Journal of Control Science and Engineering

Volume 2017 (2017), Article ID 2697297, 8 pages

https://doi.org/10.1155/2017/2697297

## Fault Diagnosis Method Based on Information Entropy and Relative Principal Component Analysis

School of Automation, Hangzhou Dianzi University, Hangzhou 310018, China

Correspondence should be addressed to Chenglin Wen; nc.ude.udh@lcnew

Received 19 December 2016; Accepted 22 January 2017; Published 20 February 2017

Academic Editor: Xiao He

Copyright © 2017 Xiaoming Xu and Chenglin Wen. This is an open access article distributed under the Creative Commons Attribution License, which permits unrestricted use, distribution, and reproduction in any medium, provided the original work is properly cited.

#### Abstract

In traditional principle component analysis (PCA), because of the neglect of the dimensions influence between different variables in the system, the selected principal components (PCs) often fail to be representative. While the relative transformation PCA is able to solve the above problem, it is not easy to calculate the weight for each characteristic variable. In order to solve it, this paper proposes a kind of fault diagnosis method based on information entropy and Relative Principle Component Analysis. Firstly, the algorithm calculates the information entropy for each characteristic variable in the original dataset based on the information gain algorithm. Secondly, it standardizes every variable’s dimension in the dataset. And, then, according to the information entropy, it allocates the weight for each standardized characteristic variable. Finally, it utilizes the relative-principal-components model established for fault diagnosis. Furthermore, the simulation experiments based on Tennessee Eastman process and Wine datasets demonstrate the feasibility and effectiveness of the new method.

#### 1. Introduction

In the process of the industry manufacturing, there is a large amount of variables that is highly correlative; these variables contain the essential information that would be helpful to judge the status of the system. As a result, it is an important problem to find and predict the fault through this information to ensure that the equipment always works in a safe and reliable way [1, 2].

However, during the industry manufacturing, the collected characteristic variables have different units; this raises a problem that we may come out with the different result only due to the unit difference; hence, we have to standardize the unit. What is more, after the standardization, it is inevitable to lose the diversity among different variables and present the property of distribution uniformity in the perspective of geometry which makes it hard to extract the principle component for compression and diagnosis. As to overcome these problem, some methods have been proposed recently [3–8]. Shi et al. use the Mahalanobis distance for relative transformation to reduce the effect of the dimension standardization [4]. Tang et al. propose a relative transformation principal component analysis to reduce the data noise for the transformation oil breakdown voltage prediction [5]. Yi et al. introduce a relative transformation operator to change the original variables in the spatial distribution and eigenvalues of the covariance matrix in the feature space [6]. Wen et al. propose a method called Relative Principle Component Analysis (RPCA); it introduces weighting for each variable based on the prior information of the system to eliminate the false information due to standardizing the variable units [7, 8], but the shortage of this method is that it needs a large amount of prior information from the system which is hard to gain in real engineering application.
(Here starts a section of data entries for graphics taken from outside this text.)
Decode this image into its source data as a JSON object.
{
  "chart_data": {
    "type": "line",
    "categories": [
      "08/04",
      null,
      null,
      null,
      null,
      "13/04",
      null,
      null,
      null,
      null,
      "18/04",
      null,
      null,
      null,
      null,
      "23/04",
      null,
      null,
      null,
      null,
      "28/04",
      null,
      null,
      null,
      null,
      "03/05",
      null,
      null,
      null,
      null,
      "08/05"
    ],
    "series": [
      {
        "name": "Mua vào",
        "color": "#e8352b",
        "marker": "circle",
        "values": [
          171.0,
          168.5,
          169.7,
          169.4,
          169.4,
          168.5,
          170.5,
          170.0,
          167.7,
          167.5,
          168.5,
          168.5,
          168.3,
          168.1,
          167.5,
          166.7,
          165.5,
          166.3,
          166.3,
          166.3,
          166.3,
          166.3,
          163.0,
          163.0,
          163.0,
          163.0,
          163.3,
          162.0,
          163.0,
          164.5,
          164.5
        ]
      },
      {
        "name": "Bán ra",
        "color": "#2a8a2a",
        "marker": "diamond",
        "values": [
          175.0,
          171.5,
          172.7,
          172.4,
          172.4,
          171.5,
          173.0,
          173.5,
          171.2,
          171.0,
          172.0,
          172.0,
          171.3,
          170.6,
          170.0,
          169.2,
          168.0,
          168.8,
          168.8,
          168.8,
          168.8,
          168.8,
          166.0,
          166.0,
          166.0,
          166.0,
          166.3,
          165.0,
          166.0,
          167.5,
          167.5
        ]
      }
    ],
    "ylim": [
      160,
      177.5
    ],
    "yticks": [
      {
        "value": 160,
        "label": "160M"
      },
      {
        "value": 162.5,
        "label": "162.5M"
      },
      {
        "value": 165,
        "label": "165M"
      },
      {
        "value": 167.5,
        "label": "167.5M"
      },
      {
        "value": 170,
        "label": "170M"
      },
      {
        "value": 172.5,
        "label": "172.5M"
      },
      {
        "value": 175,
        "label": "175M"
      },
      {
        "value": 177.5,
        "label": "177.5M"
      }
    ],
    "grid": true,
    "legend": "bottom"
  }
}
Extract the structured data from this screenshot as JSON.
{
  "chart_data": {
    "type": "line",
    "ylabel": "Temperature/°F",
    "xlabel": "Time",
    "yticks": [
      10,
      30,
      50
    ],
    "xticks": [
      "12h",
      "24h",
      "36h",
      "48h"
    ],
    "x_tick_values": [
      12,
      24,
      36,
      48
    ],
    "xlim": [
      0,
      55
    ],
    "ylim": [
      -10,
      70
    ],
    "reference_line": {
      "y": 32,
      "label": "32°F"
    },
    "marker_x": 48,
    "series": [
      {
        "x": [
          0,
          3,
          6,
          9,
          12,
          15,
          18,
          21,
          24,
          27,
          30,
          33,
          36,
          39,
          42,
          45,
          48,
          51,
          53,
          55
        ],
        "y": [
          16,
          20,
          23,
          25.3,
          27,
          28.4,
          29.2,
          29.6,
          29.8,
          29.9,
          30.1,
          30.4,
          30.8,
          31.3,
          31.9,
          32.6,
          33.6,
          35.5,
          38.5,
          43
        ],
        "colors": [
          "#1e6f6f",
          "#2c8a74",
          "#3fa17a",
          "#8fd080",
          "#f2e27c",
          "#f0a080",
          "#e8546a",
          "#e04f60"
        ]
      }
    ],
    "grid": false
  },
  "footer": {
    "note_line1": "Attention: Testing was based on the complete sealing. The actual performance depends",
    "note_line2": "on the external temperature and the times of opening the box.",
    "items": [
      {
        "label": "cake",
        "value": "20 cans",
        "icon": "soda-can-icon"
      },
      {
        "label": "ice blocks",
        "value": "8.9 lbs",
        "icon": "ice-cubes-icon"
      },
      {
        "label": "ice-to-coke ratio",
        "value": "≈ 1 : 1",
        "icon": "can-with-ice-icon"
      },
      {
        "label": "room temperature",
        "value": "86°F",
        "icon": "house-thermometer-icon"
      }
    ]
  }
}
In order to solve the problem, this paper introduces the concept of information entropy and proposes a new fault diagnosis method that combines the information entropy and relative transformation PCA which is called information entropy relative transformation PCA (InEnRPCA). The information entropy is put forward by Shannon in 1948 [9]; it indicates that the redundancy exists among any information and can be measured based on the symbol in the information such as the number, alphabet, and words. With the development of the information theory, the information entropy has become an effective method to measure the degree of importance for each feature in the sample and achieved a wide application in many areas. For instance, while using the decision-making tree for classification, Hu et al. use the information entropy to calculate the significance for each feature and then prune the decision-making tree and reduce the false alarm [10]. Y. Y. Chen and Y. M. Chen use the information entropy to measure the uncertainty on the data in the attribute reduction algorithm [11]. Wang et al. use the information entropy to balance the weight of each sememe in the area of natural language processing [12].
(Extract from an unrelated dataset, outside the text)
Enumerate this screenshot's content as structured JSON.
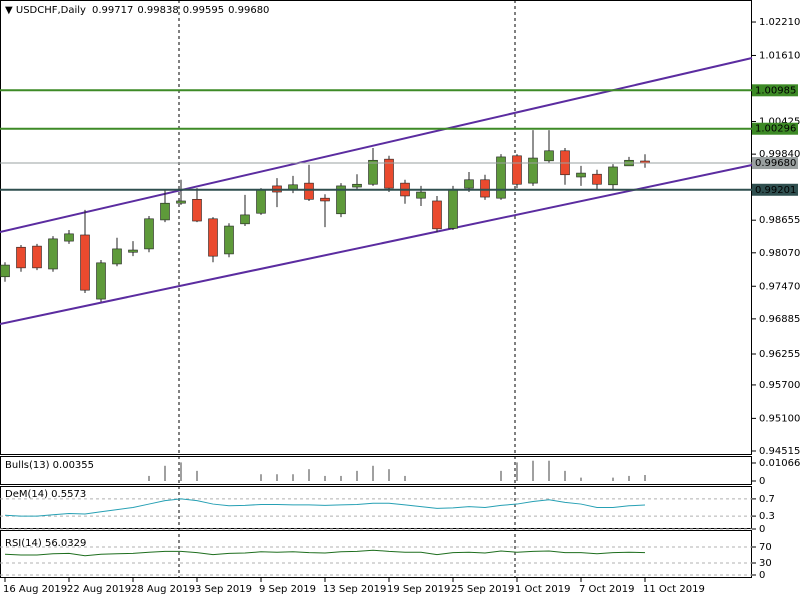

As to the problem we are facing, we start in the perspective of information theory and use the information gain algorithm to extract information entropy as the heuristic knowledge from the original dataset, then use it to calculate the relative transformation factor and allocate the weight for each standardized characteristic variable, and, finally, use the corresponding RPCA method for fault diagnosis.

The rest of this paper is organized as follows: in Section 2, we review the information entropy and information gain definition and algorithm. The original relative transformation PCA method is given in Section 3. Our simulation experiments on Tennessee Eastman process and the Wine dataset from UCI are stated in Section 4, where we make a comparisons between PCA, USPCA, and improved InEnRPCA with thirteen datasets to demonstrate the effectiveness of the new method. Finally, Section 5 gives conclusions and some discussions.

#### 2. Overview of Our Approach

A brief overview of our fault diagnosis approach is given in this section. As the framework in Figure 1 shows, the proposed approach consists of two parts: calculating the relative transformation operators based on information entropy and fault diagnosis based on RPCA-*k*NN.